Background. The interest in nanoparticles for pharmaceutical purposes as well as their importance in pulmonary drug delivery is rising. By producing drug nanoparticles, for instance by wet media milling, the dissolution rate can be enhanced, which is especially valuable for poorly water-soluble drugs. Spray drying enables embedding of nanoparticles into microparticles, which improves the nanoparticles’ stability and application. A particle engineering approach to the spray drying process allows the production of particles with superior properties by better understanding of the particle formation mechanism.
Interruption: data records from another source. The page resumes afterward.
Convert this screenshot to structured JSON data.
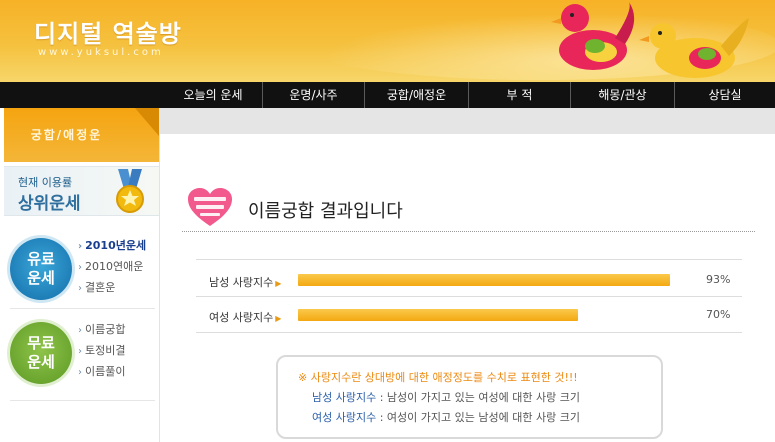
{
  "header": {
    "title": "디지털 역술방",
    "url": "www.yuksul.com"
  },
  "nav": {
    "items": [
      "오늘의 운세",
      "운명/사주",
      "궁합/애정운",
      "부 적",
      "해몽/관상",
      "상담실"
    ]
  },
  "sidebar": {
    "section_title": "궁합/애정운",
    "rank_line1": "현재 이용률",
    "rank_line2": "상위운세",
    "paid_badge": [
      "유료",
      "운세"
    ],
    "paid_items": [
      "2010년운세",
      "2010연애운",
      "결혼운"
    ],
    "free_badge": [
      "무료",
      "운세"
    ],
    "free_items": [
      "이름궁합",
      "토정비결",
      "이름풀이"
    ]
  },
  "main": {
    "title": "이름궁합 결과입니다",
    "results": [
      {
        "label": "남성 사랑지수",
        "percent": 93,
        "percent_text": "93%"
      },
      {
        "label": "여성 사랑지수",
        "percent": 70,
        "percent_text": "70%"
      }
    ],
    "note": {
      "line1": "※ 사랑지수란 상대방에 대한 애정정도를 수치로 표현한 것!!!",
      "line2_key": "남성 사랑지수",
      "line2_rest": " : 남성이 가지고 있는 여성에 대한 사랑 크기",
      "line3_key": "여성 사랑지수",
      "line3_rest": " : 여성이 가지고 있는 남성에 대한 사랑 크기"
    }
  },
  "colors": {
    "header": "#f5c13e",
    "nav_bg": "#111111",
    "bar_fill": "#f3a812",
    "note_highlight": "#ec8a10",
    "note_key": "#2a5ea8"
  },
  "icons": [
    "mandarin-ducks-illustration",
    "medal-icon",
    "love-badge-icon"
  ]
}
Methods. A stabilised nanosuspension of budesonide was produced by wet media milling. Subsequently, the nanosuspension was spray‑dried using the particle engineering approach to tune the particles’ aerodynamic properties and to increase the nanosuspension’s stability. The particles were co-sprayed using additives such as mannitol, leucine, and glycine. The resulting powders were characterised in terms of geometric and aerodynamic particle size, morphology, and shape. Furthermore, the dissolution rate of aerodynamically classified particles was measured.
Results. The samples containing leucine showed the most favourable aerodynamic and dissolution behaviour. With leucine we achieved the highest fine particle fraction (70.2%), which was ~ 40 % more compared to raw budesonide. Such formulation dissolved approximately two times faster than pure budesonide.
Conclusions. In this work, we present powders with enhanced aerodynamic properties and dissolution rate, and high fine particle fraction compared to raw budesonide. The particle engineering proved as a valuable tool for production of nanoparticle-containing microparticles with improved properties relevant for pulmonary drug delivery.